О, если б можно было написать ее в косынке, как часто она почему-то не снимала ее, даже ложась со мной («Так лутше!»), с обнаженно-пухлой грудью, зовущей нацеленными в меня сосками на бесконечное наслаждение, в голубых или в белых трикотажных штанах и с улыбкой всезнания на губах мучительной сладострастницы, уверенной в своем неотразимом совершенстве!
Глядя на нее — мою властительницу, я часто тайно прикидывал, что если б действительно написать ее так, стоящей у постели и не обнаженную, еще только готовящуюся и предвкушающую, и назвать картину: «Женщина» или «Женщина в голубых панталонах» (рейтузах — тогда их называли так.)? Белая, глубоко надетая косынка необыкновенно красила, молодила ее лицо, придавала какое-то неотразимо женское, девичье выражение и в то же время что-то тянуще-развратное, что было всегда сопряжено с ее нарядом, содержалось в этих туго натянутых голубых, белых или розовых бесстыжих штанах.
Да. Картина бы получилась из ряда вон! Попадали бы все преподаватели, исключая разве Болотникова, а Павел Петрович, наверное, бился бы в истерике. Я часто представлял его таким, он не умел скрывать свои чувства.

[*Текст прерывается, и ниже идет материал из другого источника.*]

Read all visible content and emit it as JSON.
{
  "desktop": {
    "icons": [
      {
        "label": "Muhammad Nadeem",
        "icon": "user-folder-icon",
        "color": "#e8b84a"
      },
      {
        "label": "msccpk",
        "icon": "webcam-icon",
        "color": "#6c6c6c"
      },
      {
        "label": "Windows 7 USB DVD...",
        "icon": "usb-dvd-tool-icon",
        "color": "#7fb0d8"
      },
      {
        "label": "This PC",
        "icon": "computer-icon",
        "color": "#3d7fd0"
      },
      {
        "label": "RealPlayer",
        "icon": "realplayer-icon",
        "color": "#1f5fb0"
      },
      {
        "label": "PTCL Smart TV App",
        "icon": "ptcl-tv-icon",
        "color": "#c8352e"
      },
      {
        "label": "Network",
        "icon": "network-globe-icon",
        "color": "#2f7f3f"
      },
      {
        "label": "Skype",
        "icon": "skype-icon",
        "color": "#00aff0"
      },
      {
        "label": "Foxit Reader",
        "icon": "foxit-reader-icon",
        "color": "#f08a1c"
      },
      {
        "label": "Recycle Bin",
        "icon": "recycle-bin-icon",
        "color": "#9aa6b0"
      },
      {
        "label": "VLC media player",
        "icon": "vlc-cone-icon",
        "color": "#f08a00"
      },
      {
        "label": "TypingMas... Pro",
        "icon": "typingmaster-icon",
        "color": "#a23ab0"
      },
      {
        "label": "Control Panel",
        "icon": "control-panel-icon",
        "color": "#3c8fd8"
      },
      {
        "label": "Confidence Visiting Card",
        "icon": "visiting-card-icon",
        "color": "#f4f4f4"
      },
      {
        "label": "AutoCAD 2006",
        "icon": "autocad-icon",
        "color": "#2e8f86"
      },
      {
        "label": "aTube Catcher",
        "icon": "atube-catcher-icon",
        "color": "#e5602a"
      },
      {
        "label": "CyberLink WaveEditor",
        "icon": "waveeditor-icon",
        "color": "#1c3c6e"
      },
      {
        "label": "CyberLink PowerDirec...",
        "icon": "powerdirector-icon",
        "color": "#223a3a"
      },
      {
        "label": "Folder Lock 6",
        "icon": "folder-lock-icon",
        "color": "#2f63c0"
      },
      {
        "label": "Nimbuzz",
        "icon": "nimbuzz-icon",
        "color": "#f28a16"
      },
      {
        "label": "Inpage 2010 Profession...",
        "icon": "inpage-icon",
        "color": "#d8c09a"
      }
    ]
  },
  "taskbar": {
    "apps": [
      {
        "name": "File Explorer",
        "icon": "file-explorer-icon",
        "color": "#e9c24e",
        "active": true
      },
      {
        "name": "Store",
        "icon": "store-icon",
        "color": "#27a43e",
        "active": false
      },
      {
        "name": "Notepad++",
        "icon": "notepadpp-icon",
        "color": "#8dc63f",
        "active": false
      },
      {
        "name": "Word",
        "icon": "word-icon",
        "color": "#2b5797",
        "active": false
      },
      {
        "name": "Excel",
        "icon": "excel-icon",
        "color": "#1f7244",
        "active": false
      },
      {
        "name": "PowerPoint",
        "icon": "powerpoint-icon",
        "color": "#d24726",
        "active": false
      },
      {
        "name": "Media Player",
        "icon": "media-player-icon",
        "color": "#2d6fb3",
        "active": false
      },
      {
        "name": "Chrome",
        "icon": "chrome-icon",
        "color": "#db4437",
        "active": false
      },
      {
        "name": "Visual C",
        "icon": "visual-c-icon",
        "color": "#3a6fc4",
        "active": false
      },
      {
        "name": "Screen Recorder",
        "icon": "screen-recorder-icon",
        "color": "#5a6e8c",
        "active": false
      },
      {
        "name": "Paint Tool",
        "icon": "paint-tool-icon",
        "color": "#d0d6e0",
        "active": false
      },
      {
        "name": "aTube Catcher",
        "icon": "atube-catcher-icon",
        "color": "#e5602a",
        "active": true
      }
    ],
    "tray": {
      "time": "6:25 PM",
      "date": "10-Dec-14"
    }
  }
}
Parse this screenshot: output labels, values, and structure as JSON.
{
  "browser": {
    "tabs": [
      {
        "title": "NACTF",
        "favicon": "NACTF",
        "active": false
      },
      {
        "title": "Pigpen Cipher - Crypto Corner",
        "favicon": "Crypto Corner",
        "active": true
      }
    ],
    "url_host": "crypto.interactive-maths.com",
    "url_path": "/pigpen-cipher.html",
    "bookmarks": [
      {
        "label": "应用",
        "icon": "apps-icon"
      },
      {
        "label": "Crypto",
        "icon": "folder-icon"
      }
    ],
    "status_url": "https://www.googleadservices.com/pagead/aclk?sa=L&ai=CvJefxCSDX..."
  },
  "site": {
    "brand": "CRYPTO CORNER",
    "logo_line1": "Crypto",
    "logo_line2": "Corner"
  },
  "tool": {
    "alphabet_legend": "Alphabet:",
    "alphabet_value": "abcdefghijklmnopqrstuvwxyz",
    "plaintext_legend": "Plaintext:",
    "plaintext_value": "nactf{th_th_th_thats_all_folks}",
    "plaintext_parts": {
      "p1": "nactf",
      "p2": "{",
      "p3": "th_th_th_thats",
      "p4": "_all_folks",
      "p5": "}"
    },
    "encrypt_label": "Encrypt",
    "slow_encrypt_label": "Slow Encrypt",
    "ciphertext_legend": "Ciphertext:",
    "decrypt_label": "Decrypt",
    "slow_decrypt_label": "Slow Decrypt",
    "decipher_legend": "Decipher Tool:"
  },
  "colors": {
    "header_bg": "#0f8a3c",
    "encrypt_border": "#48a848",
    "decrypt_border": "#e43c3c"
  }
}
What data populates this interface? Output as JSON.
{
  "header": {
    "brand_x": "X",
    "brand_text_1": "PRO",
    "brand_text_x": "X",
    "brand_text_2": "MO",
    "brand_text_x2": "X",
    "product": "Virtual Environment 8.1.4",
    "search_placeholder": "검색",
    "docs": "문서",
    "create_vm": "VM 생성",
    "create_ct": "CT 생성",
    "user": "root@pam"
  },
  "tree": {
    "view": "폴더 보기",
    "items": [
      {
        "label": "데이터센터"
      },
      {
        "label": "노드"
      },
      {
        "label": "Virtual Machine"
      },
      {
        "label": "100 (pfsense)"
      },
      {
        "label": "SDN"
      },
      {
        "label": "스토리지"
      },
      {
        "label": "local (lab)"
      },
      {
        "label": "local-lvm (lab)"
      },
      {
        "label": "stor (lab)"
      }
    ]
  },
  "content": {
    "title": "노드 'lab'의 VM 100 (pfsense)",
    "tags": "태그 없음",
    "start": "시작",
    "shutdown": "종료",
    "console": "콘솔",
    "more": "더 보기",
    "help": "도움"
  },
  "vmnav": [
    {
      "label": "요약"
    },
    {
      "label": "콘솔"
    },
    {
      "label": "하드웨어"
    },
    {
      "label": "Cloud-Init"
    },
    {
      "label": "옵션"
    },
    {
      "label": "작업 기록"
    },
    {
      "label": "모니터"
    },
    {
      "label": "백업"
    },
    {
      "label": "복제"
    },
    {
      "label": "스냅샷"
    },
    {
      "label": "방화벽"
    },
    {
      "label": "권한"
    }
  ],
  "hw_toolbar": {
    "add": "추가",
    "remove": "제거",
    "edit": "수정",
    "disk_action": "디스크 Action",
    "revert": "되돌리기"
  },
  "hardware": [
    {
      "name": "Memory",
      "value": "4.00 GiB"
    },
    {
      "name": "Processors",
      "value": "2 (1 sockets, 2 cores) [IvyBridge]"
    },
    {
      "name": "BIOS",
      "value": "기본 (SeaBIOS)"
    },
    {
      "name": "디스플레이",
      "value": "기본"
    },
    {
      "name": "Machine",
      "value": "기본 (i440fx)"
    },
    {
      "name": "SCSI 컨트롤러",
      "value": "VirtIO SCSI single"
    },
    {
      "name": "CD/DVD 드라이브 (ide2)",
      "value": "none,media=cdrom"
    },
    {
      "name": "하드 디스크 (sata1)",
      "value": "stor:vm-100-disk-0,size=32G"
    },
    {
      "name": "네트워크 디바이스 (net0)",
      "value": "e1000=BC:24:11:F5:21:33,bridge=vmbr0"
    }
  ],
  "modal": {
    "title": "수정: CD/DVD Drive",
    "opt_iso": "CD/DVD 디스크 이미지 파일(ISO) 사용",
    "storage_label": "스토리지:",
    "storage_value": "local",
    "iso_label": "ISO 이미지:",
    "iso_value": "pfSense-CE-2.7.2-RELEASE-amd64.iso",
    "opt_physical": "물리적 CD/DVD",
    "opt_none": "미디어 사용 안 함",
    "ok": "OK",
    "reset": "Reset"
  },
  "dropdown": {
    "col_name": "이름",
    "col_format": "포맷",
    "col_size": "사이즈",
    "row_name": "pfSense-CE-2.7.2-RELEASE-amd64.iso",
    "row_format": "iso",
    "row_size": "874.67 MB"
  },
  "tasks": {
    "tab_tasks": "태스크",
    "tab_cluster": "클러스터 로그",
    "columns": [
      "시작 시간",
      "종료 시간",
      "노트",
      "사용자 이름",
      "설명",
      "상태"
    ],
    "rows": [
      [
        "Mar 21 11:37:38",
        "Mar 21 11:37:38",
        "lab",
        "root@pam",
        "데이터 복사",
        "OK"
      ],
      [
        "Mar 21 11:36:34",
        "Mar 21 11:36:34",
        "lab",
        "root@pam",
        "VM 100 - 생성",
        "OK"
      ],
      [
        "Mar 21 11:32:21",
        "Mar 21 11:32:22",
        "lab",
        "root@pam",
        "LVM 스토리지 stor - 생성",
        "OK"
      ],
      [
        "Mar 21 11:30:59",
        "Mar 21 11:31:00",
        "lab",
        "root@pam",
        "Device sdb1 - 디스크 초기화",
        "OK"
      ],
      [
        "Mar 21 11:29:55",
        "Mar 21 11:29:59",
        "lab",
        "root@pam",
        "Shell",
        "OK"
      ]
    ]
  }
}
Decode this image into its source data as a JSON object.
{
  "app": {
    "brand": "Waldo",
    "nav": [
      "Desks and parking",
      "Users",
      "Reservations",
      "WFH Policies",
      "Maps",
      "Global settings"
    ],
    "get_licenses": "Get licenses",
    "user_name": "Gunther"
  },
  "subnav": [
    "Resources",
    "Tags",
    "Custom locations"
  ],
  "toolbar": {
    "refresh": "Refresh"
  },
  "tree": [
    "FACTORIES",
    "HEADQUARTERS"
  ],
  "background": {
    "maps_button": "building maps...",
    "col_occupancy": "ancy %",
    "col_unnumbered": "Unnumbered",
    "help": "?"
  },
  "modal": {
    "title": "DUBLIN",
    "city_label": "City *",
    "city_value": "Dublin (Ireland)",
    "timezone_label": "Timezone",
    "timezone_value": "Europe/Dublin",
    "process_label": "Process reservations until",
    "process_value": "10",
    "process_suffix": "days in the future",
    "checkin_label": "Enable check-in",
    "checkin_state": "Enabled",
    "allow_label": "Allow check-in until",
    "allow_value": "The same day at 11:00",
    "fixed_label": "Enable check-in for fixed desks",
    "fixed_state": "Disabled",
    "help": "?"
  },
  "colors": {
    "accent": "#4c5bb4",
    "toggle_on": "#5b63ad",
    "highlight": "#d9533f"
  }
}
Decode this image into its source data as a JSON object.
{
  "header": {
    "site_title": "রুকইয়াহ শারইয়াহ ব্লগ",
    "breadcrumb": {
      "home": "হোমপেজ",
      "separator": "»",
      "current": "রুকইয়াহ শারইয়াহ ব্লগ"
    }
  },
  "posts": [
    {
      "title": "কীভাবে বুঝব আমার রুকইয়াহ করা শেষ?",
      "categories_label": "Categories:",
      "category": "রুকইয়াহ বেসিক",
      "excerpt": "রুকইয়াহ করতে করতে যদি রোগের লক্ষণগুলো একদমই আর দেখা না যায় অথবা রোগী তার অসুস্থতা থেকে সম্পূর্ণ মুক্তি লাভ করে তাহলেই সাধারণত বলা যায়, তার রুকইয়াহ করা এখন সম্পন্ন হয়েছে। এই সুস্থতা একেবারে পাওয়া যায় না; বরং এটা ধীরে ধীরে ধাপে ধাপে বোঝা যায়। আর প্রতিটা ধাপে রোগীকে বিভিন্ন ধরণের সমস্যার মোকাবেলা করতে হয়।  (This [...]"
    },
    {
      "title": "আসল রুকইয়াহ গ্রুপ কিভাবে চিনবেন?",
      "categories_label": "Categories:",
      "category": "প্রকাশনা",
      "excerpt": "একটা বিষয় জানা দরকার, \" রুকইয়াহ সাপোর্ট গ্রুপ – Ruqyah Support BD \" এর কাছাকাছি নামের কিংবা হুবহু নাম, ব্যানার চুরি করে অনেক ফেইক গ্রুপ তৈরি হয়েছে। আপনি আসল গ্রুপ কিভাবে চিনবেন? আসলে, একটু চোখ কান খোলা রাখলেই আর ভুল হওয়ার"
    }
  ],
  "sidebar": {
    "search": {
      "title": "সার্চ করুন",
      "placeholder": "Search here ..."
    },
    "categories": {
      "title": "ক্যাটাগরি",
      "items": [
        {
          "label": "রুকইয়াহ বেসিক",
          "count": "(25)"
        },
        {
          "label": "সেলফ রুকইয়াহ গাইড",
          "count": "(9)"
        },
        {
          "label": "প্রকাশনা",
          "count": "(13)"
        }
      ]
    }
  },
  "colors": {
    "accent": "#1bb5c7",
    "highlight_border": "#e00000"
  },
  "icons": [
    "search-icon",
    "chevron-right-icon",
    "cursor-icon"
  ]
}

В моей еще не слишком долгой жизни я успел научиться бояться людей маленького роста. Малорослым был следователь, засадивший мне «червонец», малорослым — главвор, малорослым — «кум Бондаренко», Левка Горелин, дравший зэкам пальцами цинготные зубы, малорослым надзиратель «Мышонок» — не было его привязчивее, никто больше его не таскал в «бур», не паял новые срока. Старые лагерники говорили: Мышонок, когда был простым конвойным, бывало, посылал зэка за зону принести доску, бревно и тут же стрелял, а добивал лежачего. С виду Мышонок был словно добренький, курносый, лицо белое и с веснушками, а из-под шапки кудрявились желтые волосики… И Игорь Олегович, вручивший мне диплом вольного живописца, был невысок ростом, улыбчив, мелкозуб, только глаза его отливали зеленым, стеклянистым блеском.
Иногда, раздумывая о своих будущих работах, — у меня все-таки было теперь хоть время подумать, — я прикидывал, что, если б написать всех этих «маленьких» в стиле Гойи, его «Капричос». И останавливало только — не хотелось повторения. Помнил заповеди Болотникова: «Писать только то, что нельзя не писать».
В нашей училищной галерее, да всюду, куда ни кинь, ни плюнь, без конца было — этой «трудовой романтики», чванных ветеранов, благостных героев — жизнь мнимая и парадная затопляла стены зала. И намека даже ни на что явное и выстраданное. Будто бы и не было на Руси этой тяжелого, надрывного труда, разорения и одичания, лени, лагерей, надзирателей и «начкаров», Канюковых и Кырмы-ров, Ижмыи Лозьвы, взорванных обезглавленных церквей, изб «кулацких», обращенных в правления колхозов, самих этих «кулаков», расстрелянных вместе с изнасилованными женами, не было сломанных пытками бунтарей, — ничего такого не было, что составило бы жуткую историю этой несчастной Земли, на которой Дьявол творил руками своих дьяволов-«революционеров» гнусную оргию обмана, растления, вымораживания и вымаривания столь недавно еще великого, державного, благостного и беспечного народа.